Solutions to the equation $a^2x-b^2x^2=c^2$

This is a middle step of my solution to a problem.But I don't know if this claim is right.

Let $a,b\in \mathbb Q$, and $x\in \mathbb Z$ be a square free integer. I want to show if $\mathbb Q(\sqrt {a^2-b^2 x})=\mathbb Q(\sqrt x).$Then $x$ is the sum of two rational squares.

Hence there exists some $c\in\mathbb Q$, such that $a^2x-b^2x^2=c^2$. So I have to work out the equation $a^2x-b^2x^2=c^2$, however I am not sure if it is true that one can always write $x=m^2+n^2$ for some $m,n\in \mathbb Q$?
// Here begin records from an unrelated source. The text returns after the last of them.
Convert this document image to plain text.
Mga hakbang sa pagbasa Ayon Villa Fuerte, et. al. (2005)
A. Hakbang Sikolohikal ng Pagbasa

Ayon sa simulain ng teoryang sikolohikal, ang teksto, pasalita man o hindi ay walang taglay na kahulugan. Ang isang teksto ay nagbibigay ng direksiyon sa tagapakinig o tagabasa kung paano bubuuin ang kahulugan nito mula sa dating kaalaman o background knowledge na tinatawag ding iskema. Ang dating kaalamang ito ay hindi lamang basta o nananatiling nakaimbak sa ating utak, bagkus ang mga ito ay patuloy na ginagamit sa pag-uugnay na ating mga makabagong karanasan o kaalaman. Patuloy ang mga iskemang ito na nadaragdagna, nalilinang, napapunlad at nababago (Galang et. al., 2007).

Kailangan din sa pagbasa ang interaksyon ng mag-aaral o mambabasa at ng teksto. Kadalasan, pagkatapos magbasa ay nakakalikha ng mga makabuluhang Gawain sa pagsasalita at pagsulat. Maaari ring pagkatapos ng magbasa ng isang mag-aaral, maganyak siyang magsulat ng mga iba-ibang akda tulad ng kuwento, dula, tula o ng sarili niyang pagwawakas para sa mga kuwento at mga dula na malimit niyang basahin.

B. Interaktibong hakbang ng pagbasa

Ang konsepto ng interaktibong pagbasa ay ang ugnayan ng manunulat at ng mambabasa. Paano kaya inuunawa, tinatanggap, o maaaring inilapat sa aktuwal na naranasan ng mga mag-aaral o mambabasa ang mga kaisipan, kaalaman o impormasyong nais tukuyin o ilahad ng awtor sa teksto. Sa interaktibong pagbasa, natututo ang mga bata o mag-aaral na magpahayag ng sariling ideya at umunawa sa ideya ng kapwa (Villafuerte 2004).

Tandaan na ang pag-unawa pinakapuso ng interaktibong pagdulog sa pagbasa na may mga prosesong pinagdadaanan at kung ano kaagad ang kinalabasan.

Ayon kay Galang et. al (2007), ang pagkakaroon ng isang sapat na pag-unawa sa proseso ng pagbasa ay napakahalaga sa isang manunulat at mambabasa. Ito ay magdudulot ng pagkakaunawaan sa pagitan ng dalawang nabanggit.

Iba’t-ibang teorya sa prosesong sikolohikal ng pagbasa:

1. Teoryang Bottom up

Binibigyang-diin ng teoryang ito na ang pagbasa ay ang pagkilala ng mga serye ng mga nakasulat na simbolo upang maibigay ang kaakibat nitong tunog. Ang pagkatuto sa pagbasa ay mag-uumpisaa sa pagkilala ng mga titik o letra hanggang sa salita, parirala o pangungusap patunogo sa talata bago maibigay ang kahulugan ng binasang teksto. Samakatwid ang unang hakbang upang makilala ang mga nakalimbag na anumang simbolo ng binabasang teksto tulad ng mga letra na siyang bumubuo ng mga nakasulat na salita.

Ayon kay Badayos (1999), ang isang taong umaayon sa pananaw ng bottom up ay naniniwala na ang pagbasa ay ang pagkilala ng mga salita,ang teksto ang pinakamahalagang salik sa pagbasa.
Let $a,b,c\in\Bbb{Q}$ and $x\in\Bbb{Z}$ squarefree such that $$a^2x-b^2x^2=c^2.$$ Clearing denominators, we may assume without loss of generality that $a,b,c\in\Bbb{Z}$. Then we see that $x$ divides $c$, say $c=xw$, and in turn $x$ divides $a$, say $a=xu$, so that $$u^2x=b^2+w^2.$$ This shows that $u^2x$ is a sum of two integer squares, where $u$ and $x$ are both integers. It now follows immediately from the characterization of integers that are sums of two squares, that also $x$ is a sum of two integer squares.